Beyond the vagaries of the international markets, however, these programs have garnered substantial praise. Argues Philippe Aghion, professor of economics at Harvard, “instead of doing old-fashioned Keynesian policy, the legislature did a supply-side policy and targeted the difficult sectors: a targeted intervention of the labor market.” Kurzarbeit not only prevented massive layoffs but also grew popular with firms as a way to employ workers with adequate training, albeit in a reduced form. When the economy improves, companies may terminate the Kurzarbeit agreement and replace with full-time employment. The delayed process of hiring and training new employees would certainly be more costly and inefficient. A part of Germany’s economic recovery seems to stem from inventories produced under the parttime work schemes of the past years. “It is probably rational to have a Kurzarbeit scheme…in particular industries which…recover rapidly after recession and where skill is vital and there is a real fear of losing workers. It should be combined with benefit/retraining schemes for other groups too,” says Professor Taylor-Gooby.
The U.S. Question
Translating Kurzarbeit to the United States would seem a difficult task. While Germany’s economy revolves around a technologically advanced export economy, the U.S. economy is much more based on service and domestic consumption. Nonetheless, there may be benefits to implementation of the program in the U.S. economy. Companies rarely feel the need to maintain lower skilled service workers during an economic downturn, because they can be rehired and retrained in a short time. As such, economists argue, the U.S. would not be a good fit for the Kurzarbeit model. Aghion contests this notion because “the externality argument of violence and crime that coincide with high unemployment is independent whether the U.S. exports as much as Germany or not, also disregarding skill intensity.” Other American objections to Kurzarbeit derive from the fear that state aid that is given to uncompetitive firms may result in an excess number of them and a higher price level in the economy. Germany has dodged the bullet for two reasons: the Kurzarbeit scheme is only a short-term program that can be terminated easily, and the subsidized sectors have already displayed growing independence and abandonment of these programs. Without direct adverse consequences resulting from the program, fears would seem allayed.
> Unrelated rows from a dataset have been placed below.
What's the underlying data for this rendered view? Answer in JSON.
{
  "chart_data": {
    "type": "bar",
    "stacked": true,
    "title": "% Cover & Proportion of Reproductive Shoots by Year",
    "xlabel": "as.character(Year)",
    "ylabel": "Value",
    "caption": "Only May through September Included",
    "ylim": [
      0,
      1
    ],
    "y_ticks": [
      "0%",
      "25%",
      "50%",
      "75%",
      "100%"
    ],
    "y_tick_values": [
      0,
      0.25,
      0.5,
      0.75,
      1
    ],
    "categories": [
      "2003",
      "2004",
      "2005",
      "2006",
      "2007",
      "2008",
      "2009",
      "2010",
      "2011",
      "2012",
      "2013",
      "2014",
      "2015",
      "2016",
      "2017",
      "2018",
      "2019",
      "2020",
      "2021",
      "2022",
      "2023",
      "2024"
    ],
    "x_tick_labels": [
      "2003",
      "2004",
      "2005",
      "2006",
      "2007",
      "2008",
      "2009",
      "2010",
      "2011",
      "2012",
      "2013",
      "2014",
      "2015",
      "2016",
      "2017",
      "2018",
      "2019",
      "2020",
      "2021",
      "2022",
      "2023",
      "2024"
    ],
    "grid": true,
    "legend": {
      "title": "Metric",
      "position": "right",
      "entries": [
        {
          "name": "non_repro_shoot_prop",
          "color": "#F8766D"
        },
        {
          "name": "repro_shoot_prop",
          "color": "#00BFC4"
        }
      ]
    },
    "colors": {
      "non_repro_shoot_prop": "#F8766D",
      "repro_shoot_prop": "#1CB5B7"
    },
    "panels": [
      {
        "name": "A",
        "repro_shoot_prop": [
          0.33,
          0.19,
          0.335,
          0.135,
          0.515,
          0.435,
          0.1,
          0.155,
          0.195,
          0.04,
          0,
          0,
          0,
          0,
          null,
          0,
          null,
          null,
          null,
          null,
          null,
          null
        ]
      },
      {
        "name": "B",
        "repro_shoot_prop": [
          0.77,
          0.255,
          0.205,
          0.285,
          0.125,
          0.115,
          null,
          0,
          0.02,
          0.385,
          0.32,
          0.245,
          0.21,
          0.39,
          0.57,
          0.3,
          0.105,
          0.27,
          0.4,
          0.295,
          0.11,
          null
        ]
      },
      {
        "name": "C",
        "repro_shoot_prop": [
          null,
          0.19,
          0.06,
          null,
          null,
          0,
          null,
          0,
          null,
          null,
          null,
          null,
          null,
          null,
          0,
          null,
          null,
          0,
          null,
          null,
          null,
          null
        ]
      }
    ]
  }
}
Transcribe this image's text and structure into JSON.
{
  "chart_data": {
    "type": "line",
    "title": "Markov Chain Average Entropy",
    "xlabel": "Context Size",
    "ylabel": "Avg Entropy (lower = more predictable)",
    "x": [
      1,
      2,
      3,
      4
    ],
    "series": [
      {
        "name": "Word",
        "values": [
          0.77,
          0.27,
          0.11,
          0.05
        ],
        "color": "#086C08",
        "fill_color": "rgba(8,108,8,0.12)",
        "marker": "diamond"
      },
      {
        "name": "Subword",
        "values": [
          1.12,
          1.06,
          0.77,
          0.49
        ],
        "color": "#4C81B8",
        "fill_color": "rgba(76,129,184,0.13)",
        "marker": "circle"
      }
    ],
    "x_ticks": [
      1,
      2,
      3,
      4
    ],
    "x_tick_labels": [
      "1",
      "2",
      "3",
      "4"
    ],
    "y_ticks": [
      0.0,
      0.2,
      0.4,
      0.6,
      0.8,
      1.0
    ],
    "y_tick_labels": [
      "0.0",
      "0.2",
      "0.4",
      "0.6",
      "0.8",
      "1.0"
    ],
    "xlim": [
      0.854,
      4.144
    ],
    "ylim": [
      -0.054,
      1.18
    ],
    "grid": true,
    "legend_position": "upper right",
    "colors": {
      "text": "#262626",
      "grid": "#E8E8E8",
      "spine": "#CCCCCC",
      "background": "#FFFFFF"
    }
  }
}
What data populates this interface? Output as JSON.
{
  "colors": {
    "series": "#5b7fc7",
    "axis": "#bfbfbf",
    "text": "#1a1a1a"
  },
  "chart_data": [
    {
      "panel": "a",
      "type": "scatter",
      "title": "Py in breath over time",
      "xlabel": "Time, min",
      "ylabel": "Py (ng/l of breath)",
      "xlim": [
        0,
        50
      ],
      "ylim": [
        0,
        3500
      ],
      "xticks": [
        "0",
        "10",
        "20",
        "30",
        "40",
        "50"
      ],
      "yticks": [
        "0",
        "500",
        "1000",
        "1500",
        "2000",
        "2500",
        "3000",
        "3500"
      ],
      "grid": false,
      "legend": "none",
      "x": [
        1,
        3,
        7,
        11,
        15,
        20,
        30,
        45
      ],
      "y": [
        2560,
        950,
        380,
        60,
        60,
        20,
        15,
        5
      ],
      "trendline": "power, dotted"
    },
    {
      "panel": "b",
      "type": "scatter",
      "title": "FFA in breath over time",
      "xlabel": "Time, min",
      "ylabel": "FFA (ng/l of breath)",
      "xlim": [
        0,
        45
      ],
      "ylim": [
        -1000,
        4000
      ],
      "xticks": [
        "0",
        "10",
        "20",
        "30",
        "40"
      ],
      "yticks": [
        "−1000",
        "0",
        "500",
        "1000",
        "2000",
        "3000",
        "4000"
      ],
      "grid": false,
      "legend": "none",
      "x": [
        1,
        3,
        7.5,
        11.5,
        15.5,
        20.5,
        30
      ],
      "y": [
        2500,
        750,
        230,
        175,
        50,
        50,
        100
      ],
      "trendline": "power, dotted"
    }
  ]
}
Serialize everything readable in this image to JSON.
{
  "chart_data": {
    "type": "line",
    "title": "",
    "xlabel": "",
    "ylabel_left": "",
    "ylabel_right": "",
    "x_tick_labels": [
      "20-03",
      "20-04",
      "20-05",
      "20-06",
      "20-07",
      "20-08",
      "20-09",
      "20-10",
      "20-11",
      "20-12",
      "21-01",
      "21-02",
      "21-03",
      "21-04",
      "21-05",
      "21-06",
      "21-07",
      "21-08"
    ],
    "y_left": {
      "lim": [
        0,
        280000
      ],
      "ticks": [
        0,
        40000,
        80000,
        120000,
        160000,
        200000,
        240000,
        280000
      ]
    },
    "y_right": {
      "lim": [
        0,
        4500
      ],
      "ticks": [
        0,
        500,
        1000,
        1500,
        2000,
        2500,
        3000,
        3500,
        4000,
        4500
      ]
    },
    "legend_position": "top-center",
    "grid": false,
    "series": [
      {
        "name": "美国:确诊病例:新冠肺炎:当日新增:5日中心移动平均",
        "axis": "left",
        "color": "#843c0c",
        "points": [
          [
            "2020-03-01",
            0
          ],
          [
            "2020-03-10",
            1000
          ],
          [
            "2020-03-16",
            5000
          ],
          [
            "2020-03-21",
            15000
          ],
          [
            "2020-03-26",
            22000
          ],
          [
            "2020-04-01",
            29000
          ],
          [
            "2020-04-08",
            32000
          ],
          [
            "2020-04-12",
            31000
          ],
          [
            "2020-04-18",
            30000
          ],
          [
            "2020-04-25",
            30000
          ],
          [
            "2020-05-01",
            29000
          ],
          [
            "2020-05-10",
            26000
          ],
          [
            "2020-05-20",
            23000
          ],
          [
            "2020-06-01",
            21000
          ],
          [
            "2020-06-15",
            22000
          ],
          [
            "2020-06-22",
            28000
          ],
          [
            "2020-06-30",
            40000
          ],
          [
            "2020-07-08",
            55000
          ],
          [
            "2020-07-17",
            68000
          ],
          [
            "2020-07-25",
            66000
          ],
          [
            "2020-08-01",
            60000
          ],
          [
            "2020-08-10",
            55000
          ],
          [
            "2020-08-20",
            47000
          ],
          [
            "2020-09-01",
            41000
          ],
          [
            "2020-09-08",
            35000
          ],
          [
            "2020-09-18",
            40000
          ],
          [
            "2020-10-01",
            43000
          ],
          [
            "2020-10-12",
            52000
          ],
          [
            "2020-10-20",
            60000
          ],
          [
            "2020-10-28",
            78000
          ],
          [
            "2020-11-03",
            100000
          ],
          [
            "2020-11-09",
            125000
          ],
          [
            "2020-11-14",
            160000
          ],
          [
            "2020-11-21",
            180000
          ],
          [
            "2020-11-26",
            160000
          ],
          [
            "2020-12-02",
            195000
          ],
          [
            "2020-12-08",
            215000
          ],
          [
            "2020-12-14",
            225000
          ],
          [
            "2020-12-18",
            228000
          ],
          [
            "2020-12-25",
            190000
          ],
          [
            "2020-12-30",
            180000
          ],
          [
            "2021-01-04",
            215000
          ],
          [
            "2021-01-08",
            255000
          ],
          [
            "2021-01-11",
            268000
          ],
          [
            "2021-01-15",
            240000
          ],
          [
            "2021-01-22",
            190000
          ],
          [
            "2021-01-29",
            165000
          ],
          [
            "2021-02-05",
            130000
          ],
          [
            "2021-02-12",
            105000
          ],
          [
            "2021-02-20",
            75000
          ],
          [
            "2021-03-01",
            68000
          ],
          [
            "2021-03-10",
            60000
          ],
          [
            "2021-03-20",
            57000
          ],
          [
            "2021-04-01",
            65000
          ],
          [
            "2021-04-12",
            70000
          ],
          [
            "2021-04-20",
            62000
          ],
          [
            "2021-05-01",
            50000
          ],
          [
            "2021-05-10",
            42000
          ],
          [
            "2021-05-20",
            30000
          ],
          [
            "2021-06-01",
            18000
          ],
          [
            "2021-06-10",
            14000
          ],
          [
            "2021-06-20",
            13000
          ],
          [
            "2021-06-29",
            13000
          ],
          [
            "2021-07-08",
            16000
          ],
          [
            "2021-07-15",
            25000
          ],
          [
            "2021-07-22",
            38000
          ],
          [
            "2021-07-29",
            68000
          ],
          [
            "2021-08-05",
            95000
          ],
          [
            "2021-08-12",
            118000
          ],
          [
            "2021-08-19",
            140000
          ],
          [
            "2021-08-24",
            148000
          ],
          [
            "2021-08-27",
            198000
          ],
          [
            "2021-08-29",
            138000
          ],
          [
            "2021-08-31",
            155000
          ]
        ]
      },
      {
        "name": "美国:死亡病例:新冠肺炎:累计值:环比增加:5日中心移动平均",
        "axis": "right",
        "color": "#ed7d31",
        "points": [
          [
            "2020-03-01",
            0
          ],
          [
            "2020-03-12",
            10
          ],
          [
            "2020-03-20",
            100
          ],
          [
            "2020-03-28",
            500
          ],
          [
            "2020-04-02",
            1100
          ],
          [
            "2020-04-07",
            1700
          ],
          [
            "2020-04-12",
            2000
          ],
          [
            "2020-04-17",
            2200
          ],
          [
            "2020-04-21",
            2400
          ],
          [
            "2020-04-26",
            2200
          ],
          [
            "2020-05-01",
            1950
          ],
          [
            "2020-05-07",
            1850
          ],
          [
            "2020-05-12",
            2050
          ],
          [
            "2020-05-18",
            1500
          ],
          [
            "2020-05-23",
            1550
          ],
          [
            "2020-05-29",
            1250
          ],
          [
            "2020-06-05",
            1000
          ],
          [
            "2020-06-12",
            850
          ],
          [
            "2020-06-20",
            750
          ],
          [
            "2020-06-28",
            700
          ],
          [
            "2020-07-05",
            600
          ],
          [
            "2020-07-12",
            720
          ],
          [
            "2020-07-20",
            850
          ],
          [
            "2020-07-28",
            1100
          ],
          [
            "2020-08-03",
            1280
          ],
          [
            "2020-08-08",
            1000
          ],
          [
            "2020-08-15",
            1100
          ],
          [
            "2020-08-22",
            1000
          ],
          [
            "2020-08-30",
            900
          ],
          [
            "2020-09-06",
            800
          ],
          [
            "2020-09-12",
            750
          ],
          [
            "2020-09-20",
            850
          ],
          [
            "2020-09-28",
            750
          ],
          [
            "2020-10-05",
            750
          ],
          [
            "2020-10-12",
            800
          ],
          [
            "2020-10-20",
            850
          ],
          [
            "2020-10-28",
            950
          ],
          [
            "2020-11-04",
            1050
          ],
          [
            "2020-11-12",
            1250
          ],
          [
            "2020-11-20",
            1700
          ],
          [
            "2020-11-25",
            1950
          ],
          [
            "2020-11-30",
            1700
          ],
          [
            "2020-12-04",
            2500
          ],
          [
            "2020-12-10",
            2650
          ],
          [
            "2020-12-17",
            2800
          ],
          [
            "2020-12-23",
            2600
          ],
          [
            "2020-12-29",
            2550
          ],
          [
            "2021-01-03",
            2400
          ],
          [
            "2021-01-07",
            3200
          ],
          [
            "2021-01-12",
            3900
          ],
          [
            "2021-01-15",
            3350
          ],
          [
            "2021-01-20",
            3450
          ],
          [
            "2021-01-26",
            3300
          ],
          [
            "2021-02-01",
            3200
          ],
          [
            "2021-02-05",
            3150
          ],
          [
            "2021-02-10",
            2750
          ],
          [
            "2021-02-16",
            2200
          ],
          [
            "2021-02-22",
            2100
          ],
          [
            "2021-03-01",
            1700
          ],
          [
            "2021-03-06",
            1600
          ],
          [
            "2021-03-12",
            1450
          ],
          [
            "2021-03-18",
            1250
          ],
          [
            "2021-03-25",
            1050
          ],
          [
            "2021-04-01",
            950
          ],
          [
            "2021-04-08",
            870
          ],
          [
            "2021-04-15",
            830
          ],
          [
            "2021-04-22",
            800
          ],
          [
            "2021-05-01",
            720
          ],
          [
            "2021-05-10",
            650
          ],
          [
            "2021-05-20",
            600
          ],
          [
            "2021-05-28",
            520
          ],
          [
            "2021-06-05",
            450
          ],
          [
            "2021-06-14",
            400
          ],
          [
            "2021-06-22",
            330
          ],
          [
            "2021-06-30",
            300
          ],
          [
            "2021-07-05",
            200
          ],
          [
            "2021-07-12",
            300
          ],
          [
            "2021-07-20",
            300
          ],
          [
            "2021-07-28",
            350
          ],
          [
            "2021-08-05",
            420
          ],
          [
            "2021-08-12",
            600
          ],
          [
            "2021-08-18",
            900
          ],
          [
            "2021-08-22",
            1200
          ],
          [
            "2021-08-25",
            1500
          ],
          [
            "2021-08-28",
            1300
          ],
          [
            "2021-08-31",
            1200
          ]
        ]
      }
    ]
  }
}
Yet, not everyone is convinced that the U.S. would be interested in or benefit from taking on the Kurzabeit scheme. Says Fitzenberger, “I am not convinced to take one piece of labor market policy from one country and ‘export’ it to another country. Kurzarbeit is one piece of hours flexibility in Germany, like working time accounts or overtime regulations, which is much more needed in ‘normal’ times because of high employment protection.” Fundamentally, the U.S. views the role of the welfare state differently than Germany does, suggesting that Kurzarbeit may not be compatible with the U.S. market system. Adds Fitzenberg, “I am not sure that the U.S. would want to install such a labor agency and to introduce employment protection to the same degree as in Germany.”
Kurzarbeit certainly poses a powerful model of smoothing the business cycle and has demonstrated strong results in the wake of Germany’s recovery from the Great Recession. Despite concerns, United States economists should evaluate the feasibility of introducing a similar scheme to the American labor market as well. Though there will be tradeoffs between an efficient labor market system and strong labor protections, Kurzarbeit seems to have managed to serve in both roles well, a rare but promising industrial policy success.